Chairs and a small, square table stood in the otherwise empty space. The artist walked out, sat down, picked up a pin and held it over the table in a gesture that requested quiet. Once the audience was completely silent, he dropped the pin. Its clink resounded, echoed throughout the room.

Kuhn and a colleague seated themselves in a pair of ordinary chairs. Each shift in position caused their chairs, rigged with microphones, to broadcast every squeak and groan.
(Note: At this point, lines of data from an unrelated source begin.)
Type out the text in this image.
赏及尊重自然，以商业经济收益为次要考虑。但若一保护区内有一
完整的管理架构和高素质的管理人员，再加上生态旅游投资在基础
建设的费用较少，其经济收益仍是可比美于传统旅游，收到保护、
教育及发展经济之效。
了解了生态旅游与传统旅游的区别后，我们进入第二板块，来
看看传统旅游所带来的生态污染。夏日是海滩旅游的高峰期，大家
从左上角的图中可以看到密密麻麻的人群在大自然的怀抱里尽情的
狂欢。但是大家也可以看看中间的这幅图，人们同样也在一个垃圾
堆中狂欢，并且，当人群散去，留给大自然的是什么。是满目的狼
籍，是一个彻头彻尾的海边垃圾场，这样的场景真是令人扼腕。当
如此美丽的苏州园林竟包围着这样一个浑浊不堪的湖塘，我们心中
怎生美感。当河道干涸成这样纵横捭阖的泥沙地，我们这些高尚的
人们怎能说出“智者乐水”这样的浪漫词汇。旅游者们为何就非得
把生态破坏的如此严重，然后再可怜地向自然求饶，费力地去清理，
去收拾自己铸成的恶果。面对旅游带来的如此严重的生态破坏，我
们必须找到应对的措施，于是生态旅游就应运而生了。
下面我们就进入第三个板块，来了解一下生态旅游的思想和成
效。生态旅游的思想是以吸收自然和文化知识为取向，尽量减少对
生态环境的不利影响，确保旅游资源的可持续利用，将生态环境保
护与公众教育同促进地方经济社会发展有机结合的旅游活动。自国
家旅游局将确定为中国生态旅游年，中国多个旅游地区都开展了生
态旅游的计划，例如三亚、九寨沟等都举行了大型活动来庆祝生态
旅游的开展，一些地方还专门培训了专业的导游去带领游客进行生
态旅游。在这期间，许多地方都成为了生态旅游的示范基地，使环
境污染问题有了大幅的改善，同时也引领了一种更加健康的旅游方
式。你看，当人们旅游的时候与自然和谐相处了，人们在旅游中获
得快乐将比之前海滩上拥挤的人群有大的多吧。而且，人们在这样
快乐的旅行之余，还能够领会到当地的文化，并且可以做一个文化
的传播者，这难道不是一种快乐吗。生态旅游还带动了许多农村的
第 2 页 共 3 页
Audio equipment hung from the ceiling. With a tape recorder and synthesizer, Kuhn experimented with ordinary sounds – hand clapping, throat clearing, repetitions and alterations of syllables. He rearranged the noises, played them, and talked back and forth with the equipment and himself.

Artist Statement

Both of the performances are about listening. The audience has to realize that they have got ears. There is always sound. It is very difficult to be quiet. But ugly sounds can also be nice, if one tries to really listen to them.

About the Artist

Hans Peter Kuhn (German, b. 1952) is a Berlin-based artist and composer who creates large-scale, site-specific light and sound environments for public spaces, museums, theater, and dance. Kuhn’s work has been exhibited at Centre Pompidou, Paris; MoMA PS1, New York; Neue Nationalgalerie, Berlin; the Venice Biennale; Metropolitan Opera, New York; Brooklyn Academy of Music, New York; ICA, London; and Museum of Fine Arts Boston, among many others. Kuhn was awarded the prestigious Golden Lion at the 1993 Venice Biennal for Memory/Loss, his collaborative installation with theater director and playwright Robert Wilson.